Yağ tüketiminin sağlığı olumsuz yönde etkilediği görüşü bütün dünyada yaygındır. Bu görüş; beslenme uzmanları, sağlık kuruluşları, basın-yayın organları ve tüketici örgütlerinin, yağ tüketimi ile çeşitli kronik hastalıklar arasında kurulan yakın ilişki nedeniyle diyetteki yağ miktarının azaltılması gerektiği yönünde yaptıkları sürekli uyarılar sonucu oluşmuştur.
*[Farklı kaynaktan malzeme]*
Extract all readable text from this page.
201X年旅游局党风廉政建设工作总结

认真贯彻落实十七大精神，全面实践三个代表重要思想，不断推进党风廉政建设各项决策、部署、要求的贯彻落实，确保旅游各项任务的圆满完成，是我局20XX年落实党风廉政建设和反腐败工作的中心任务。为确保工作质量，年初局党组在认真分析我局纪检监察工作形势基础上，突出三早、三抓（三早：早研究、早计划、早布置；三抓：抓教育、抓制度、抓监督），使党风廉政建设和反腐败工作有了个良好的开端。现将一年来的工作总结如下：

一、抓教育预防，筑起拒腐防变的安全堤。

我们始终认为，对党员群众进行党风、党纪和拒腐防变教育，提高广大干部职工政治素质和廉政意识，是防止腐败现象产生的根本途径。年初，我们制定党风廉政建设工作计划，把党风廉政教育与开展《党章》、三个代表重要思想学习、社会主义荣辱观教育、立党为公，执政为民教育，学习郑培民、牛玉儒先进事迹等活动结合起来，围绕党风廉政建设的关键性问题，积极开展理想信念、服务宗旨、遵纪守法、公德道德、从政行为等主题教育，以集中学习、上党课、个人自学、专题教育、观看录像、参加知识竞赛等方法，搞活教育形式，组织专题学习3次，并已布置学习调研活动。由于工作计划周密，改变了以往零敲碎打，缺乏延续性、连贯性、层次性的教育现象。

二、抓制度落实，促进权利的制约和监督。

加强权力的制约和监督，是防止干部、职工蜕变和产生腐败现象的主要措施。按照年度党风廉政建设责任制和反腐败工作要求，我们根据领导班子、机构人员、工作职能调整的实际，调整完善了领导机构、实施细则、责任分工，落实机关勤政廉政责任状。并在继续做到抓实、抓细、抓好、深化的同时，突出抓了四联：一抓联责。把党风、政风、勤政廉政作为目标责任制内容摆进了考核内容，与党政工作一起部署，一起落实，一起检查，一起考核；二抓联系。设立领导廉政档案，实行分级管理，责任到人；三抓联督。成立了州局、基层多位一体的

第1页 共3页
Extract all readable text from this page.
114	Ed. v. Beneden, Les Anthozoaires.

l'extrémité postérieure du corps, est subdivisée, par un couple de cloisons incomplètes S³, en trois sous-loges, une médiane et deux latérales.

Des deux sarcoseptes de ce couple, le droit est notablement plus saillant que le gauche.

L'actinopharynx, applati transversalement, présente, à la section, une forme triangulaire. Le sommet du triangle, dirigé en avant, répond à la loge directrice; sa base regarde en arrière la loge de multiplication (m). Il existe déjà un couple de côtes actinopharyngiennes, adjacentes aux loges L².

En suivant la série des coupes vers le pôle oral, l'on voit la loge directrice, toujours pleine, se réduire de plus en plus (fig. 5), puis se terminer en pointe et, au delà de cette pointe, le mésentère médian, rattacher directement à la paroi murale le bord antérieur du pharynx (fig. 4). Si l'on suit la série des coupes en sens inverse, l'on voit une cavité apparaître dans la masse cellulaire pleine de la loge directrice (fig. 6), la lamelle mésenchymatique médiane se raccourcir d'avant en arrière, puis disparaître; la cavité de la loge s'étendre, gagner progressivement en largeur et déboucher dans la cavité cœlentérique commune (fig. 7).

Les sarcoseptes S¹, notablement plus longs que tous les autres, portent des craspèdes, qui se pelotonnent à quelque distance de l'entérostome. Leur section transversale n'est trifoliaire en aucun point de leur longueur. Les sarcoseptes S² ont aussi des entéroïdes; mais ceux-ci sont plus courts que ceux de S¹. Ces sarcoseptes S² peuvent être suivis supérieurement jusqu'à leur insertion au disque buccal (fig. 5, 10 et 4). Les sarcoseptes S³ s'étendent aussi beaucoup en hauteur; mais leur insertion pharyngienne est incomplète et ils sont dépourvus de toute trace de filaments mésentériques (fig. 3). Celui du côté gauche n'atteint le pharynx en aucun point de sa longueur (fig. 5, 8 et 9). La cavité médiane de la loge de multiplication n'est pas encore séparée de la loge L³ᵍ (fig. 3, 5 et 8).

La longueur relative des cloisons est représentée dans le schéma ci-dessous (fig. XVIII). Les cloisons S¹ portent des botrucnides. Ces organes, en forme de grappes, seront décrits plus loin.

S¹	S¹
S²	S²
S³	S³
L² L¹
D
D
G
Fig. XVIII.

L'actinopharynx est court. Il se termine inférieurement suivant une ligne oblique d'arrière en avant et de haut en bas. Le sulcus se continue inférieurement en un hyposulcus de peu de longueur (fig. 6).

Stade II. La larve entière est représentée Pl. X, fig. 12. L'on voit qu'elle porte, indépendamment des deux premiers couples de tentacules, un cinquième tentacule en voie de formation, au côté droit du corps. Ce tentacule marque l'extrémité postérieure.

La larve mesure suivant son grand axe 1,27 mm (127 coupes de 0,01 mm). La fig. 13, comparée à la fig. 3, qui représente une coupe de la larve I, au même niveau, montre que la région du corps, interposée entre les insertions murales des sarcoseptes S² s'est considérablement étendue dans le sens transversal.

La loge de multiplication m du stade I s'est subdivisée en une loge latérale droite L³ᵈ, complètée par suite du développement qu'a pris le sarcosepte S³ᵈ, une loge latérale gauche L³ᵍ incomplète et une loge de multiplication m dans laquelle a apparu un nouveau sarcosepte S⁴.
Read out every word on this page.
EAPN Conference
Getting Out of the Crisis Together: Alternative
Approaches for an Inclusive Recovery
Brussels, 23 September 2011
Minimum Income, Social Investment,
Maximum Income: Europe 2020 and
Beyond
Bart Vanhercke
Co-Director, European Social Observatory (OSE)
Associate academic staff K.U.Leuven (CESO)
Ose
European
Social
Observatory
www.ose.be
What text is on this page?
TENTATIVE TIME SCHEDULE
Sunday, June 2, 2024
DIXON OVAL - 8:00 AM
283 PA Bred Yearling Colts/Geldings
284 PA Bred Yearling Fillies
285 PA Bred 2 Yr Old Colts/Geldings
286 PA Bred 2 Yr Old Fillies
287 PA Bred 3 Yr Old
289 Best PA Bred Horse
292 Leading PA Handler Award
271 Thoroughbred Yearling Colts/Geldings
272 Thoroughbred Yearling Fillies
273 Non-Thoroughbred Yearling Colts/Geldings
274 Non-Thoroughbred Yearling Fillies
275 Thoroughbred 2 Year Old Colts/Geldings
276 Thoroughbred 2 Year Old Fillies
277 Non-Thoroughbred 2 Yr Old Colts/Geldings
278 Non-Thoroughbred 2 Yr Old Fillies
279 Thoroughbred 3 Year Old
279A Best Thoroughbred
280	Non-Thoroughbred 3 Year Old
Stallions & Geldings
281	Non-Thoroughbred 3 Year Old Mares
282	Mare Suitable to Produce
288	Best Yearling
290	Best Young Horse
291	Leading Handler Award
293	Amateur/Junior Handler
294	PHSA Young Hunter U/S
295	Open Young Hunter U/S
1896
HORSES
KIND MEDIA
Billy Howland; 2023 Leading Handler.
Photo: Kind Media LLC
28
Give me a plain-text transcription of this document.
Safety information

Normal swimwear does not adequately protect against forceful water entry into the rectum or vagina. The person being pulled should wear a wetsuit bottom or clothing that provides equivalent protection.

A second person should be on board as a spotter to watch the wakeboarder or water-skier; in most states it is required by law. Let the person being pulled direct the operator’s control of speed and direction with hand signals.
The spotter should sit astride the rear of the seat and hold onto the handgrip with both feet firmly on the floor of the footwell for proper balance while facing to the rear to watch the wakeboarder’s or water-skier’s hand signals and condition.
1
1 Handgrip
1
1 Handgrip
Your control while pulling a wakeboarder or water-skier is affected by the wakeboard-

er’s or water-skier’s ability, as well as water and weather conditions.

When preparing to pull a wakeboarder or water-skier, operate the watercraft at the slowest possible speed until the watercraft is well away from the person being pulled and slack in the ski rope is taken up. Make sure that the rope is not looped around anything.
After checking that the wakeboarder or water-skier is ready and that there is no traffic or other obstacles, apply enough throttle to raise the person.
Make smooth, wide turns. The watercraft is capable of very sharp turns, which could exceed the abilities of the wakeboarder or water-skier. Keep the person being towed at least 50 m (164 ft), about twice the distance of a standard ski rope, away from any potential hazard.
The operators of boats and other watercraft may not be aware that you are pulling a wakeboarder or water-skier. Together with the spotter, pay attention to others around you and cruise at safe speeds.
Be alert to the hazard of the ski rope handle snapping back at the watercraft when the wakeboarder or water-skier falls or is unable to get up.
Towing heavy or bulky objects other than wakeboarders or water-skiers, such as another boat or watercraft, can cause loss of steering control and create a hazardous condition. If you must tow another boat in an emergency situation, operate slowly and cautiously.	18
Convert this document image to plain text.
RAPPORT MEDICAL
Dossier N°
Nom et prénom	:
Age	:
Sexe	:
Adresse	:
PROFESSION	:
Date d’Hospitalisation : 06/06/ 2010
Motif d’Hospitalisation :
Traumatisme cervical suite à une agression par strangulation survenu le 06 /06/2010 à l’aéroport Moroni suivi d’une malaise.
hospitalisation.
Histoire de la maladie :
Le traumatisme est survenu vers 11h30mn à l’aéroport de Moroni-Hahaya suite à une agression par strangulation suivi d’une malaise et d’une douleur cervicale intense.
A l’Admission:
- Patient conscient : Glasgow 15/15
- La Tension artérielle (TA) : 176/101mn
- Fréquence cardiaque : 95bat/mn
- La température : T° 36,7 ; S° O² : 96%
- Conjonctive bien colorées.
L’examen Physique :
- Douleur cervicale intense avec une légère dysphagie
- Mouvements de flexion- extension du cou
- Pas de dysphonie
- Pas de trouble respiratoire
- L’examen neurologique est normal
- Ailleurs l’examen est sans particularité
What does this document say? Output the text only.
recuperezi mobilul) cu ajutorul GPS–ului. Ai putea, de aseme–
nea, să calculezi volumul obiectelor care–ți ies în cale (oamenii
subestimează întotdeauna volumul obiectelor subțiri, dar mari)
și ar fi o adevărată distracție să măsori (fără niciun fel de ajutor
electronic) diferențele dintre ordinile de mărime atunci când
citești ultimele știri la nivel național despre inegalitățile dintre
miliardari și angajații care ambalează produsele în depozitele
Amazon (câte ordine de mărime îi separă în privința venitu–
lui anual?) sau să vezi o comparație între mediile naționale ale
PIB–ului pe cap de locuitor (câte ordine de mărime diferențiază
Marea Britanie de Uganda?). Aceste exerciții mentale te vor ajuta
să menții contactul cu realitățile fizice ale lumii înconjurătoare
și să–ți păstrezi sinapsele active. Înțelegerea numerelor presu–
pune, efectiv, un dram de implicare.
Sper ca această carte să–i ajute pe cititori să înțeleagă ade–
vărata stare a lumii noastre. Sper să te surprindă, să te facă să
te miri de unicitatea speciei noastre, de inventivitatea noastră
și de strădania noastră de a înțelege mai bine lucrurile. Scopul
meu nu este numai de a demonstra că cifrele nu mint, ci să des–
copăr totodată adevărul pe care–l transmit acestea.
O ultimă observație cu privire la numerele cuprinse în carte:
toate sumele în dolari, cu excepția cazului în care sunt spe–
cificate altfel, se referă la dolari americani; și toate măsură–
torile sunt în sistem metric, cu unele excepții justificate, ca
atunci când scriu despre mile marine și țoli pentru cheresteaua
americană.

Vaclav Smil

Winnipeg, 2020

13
Birtakım araştırmacılar yağ tüketimi üzerinde yürütülen bu olumsuz kampanyayı bir yanılgı olarak değerlendirmektedir. Bu araştırmacılar, diyetle dengeli miktarlarda alınan yağın sağlık üzerinde birçok yararlı etkilere sahip olduğunu vurgulamaktadırlar. Yağların kalitesi geçmişte tat, koku ve renk gibi duyusal karakteristikler ile belirlenirken, günümüzde çoklu doymamış yağ asitleri, orta zincir uzunluğuna sahip trigliseritler, tokoferoller ve tokotrienoller, bitkisel steroller, fenolik bileşikler, fosfolipidler ve squalen gibi biyoaktif bileşiklerin varlığı ile ilişkilendirilmektedir. Geleneksel rafinasyon işlemi yemeklik yağların besin değerini düşürebilmektedir. Ancak yeni geliştirilen bazı rafinasyon teknikleriyle yada geleneksel yöntemlerin bazı parametreleri üzerinde yapılan modifikasyonlarla, bu bileşiklerin yağlarda daha fazla alıkonması sağlanmaktadır.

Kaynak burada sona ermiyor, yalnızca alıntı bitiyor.